During the quarter, the gross merchandise volume (GMV) of goods sold came in at $20.7 billion, translating to $1.9 billion in revenues. Its active buyer base grew 5% over the year to a total of 162 million active buyers at the end of the year.
eBay ended the year with revenues falling 2% over the year to $8.6 billion. Transaction revenues brought in $6.83 billion and marketing services and other revenues contributed $1.76 billion to the year. eBay’s full year 2015 earnings came in at $1.83 per share. One silver lining was StubHub’s growth. It reported a growth of 30% in GMV last year to more than $1 billion and brought in $725 million in revenues.
The year’s performance was hurt due to a security breach that forced nearly 112 million customers to change their passwords. Changes in the Google algorithm also resulted in eBay’s results being ranked lower in search results rankings during the year.
For the current quarter, eBay forecast revenues of $2.05 billion-$2.1 billion with an EPS of $0.43-$0.45. The Street was looking for revenues of $2.16 billion for the quarter with an EPS of $0.48.
Besides the outlook, the market is not happy with eBay’s competition. It has not just the constant shadow of Amazon but also several others worries. One big concern is eBay’s consumer dissatisfaction over sales fees. eBay charges a 10% fee whereas niche sites such as Reverb.com, a musical instrument sales site, charges a 3.5% flat fee per item sold. Amazon’s selling fee ranges from 6% to 15% depending on the product sold through its site.
eBay is also lagging in its social connection. Smaller players like Etsy and Poshmark allow users to share purchases and comments on social platforms – something that eBay doesn’t allow. Then there is Alphabet. Not only does eBay get hurt by Alphabet’s algorithm changes, but Alphabet’s Buy Now button released last year makes those search result rankings count even more. Google’s mobile search results now show a buy button that simplifies the process of purchasing directly through a search result.
eBay’s Marketplace Improvements
To counter these pressures, eBay has been investing in its marketplace site. One big move has been in the form of data structuring where products are organized in catalogs. As of December last year, eBay announced that 37% of relevant listings had been migrated to this Structured Data set-up. A quarter ago, that number stood at 28%. By the end of this month, eBay expects it to grow up to 60%. eBay believes that the data structuring is helping it in improving conversions and drive higher organic traffic from searches.

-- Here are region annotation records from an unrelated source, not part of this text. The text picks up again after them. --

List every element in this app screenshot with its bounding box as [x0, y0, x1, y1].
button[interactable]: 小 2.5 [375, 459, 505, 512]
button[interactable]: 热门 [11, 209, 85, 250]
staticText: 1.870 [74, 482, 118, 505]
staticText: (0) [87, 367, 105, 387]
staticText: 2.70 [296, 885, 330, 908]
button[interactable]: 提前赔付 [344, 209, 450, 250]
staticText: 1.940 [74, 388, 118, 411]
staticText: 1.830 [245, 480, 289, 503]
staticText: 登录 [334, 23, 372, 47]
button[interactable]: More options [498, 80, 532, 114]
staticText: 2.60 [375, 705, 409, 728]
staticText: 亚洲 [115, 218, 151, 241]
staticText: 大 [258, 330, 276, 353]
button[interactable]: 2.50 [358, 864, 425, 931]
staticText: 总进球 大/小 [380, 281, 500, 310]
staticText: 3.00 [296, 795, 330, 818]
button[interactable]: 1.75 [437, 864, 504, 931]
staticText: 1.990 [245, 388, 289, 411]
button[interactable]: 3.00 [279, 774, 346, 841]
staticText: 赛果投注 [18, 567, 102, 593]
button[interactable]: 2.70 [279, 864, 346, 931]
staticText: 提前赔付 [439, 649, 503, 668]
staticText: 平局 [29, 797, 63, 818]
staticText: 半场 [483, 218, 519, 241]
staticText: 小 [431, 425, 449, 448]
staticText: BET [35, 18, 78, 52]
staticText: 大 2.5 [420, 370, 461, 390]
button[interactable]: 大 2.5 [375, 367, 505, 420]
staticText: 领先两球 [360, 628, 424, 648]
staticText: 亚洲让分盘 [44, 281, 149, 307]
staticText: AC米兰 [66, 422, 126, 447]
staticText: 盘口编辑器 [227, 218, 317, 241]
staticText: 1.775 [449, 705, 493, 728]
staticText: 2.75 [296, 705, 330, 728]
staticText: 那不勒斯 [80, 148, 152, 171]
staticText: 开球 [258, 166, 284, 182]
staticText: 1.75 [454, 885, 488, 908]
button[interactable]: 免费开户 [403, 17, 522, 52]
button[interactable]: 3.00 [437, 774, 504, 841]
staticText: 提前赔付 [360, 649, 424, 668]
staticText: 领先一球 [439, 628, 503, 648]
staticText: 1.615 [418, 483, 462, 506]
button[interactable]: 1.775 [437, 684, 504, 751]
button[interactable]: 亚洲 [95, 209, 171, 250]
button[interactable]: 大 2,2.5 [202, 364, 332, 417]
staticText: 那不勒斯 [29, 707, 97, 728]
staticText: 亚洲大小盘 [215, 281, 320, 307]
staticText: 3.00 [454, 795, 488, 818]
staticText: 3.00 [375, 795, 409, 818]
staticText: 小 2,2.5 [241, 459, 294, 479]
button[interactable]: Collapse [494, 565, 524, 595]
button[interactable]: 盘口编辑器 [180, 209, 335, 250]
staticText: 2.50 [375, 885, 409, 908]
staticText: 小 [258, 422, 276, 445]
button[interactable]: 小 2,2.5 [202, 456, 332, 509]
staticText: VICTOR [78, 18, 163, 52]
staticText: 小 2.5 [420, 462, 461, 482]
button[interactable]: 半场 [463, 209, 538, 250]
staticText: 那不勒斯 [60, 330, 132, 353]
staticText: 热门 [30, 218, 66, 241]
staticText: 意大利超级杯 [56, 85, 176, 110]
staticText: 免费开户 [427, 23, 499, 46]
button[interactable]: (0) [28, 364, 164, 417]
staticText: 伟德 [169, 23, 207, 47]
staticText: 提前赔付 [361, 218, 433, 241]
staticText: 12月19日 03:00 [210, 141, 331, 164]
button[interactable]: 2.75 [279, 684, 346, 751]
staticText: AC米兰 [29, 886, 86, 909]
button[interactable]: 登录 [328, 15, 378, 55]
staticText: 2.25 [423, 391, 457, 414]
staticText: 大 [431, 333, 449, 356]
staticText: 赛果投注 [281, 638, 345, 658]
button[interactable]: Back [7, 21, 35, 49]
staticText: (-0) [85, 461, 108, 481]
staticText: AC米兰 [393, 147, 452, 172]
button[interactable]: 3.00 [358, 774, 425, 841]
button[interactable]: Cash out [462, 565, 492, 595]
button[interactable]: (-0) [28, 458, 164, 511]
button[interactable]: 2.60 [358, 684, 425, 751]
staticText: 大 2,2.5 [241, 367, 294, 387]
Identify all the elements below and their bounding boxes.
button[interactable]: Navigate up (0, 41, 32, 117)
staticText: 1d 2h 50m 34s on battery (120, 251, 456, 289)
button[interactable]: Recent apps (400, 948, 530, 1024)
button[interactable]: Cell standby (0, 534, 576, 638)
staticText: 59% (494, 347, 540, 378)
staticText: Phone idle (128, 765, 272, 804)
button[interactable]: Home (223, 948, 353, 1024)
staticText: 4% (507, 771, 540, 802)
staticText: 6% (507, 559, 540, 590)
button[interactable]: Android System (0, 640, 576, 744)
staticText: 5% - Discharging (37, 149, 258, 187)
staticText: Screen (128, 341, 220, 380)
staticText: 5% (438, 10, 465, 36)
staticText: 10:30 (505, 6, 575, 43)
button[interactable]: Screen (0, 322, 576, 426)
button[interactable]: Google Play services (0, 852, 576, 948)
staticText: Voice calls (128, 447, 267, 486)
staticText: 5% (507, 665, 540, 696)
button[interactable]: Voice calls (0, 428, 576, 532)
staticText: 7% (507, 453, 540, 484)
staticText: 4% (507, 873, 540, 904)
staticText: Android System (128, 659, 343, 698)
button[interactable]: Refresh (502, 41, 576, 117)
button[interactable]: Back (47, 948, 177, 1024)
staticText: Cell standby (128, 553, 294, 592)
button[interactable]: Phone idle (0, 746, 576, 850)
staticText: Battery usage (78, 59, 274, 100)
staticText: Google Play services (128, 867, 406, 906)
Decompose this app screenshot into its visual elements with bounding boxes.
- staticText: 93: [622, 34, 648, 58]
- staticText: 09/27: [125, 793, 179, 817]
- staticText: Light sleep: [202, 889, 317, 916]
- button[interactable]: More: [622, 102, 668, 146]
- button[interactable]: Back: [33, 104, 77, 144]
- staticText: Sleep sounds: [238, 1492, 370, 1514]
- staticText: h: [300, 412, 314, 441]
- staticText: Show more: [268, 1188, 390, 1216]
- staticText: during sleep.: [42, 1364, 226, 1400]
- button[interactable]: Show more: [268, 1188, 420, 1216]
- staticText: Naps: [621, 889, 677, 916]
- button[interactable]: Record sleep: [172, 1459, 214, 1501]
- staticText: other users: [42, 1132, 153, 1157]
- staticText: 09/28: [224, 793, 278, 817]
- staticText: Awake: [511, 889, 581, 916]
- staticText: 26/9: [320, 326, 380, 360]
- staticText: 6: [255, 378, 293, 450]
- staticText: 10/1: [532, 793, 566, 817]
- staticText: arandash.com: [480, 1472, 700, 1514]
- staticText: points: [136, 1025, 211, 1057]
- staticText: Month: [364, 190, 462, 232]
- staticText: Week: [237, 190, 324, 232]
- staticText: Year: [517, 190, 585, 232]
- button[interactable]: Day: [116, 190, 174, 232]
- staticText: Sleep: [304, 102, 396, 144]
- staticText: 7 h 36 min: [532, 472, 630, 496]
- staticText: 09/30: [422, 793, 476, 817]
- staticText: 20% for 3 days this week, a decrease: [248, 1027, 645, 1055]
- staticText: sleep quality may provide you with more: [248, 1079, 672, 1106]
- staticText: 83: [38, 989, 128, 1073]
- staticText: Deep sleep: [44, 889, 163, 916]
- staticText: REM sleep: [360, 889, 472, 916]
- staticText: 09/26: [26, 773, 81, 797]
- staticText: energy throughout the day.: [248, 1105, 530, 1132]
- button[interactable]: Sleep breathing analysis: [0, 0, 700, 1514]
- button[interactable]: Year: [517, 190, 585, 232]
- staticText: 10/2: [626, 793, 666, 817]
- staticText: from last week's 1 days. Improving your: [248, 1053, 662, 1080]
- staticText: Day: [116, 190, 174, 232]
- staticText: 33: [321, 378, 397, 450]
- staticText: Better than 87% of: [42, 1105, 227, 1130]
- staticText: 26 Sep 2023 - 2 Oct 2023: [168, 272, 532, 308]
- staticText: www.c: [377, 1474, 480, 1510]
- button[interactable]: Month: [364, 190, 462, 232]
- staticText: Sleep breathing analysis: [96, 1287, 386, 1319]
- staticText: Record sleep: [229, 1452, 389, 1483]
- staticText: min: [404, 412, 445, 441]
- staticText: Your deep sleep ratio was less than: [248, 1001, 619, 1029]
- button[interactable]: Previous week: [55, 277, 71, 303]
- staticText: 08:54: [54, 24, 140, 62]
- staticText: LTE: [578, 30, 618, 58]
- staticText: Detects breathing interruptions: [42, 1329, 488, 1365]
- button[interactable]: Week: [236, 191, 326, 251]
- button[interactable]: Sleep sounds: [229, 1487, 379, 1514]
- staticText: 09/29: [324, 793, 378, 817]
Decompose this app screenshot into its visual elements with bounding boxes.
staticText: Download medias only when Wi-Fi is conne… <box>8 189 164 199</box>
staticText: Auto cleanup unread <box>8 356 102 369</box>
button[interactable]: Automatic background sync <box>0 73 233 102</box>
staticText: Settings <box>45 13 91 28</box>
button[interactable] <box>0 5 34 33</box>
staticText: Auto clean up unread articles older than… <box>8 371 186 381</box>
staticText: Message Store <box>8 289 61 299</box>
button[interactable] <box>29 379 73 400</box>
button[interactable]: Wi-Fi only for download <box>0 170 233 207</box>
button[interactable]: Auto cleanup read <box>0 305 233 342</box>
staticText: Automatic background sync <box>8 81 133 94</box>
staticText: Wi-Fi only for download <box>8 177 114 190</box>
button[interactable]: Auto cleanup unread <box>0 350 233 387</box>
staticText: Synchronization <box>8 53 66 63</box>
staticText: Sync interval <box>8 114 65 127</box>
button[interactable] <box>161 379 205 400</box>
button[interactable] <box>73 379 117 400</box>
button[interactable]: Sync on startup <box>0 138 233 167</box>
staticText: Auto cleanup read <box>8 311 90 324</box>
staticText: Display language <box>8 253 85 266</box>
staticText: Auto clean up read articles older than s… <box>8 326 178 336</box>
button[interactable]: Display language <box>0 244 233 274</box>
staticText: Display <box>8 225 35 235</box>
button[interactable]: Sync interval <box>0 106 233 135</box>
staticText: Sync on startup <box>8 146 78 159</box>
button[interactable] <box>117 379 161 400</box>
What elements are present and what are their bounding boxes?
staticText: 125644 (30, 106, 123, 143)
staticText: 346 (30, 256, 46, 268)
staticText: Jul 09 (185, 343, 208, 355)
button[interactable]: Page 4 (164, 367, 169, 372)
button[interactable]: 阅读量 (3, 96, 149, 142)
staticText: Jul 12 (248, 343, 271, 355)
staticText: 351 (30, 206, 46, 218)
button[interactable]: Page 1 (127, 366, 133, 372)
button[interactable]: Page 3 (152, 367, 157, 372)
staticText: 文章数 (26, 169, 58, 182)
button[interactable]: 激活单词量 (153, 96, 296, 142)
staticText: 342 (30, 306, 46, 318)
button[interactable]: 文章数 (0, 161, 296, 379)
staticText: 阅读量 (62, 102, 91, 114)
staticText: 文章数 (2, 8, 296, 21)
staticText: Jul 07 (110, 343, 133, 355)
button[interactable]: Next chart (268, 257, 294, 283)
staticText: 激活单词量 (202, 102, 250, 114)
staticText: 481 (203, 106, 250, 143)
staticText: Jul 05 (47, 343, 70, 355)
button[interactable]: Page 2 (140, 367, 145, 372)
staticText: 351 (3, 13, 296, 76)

eBay is also improving the user experience for its sellers community. It recently launched Sellers Hub, an analytic tool that provides detailed analysis on sellers’ listing performance along with tools for product management. eBay released the product in October last year to mixed reactions. While the Sellers Hub does offer a better mobile experience and detailed statistics, some believe that it also adds to the workload of the seller because of the number of steps needed to reach the right place.
eBay would need to do a lot more to convince the market that it has strong growth potential. Right now, the market is not happy with eBay’s results and the stock fell 14% post the result announcement. It is currently trading at $24.24 with a market capitalization of $28.6 billion. It touched a 52-week high of $29.83 in December last year and a 52-week low of $21.52 earlier this month.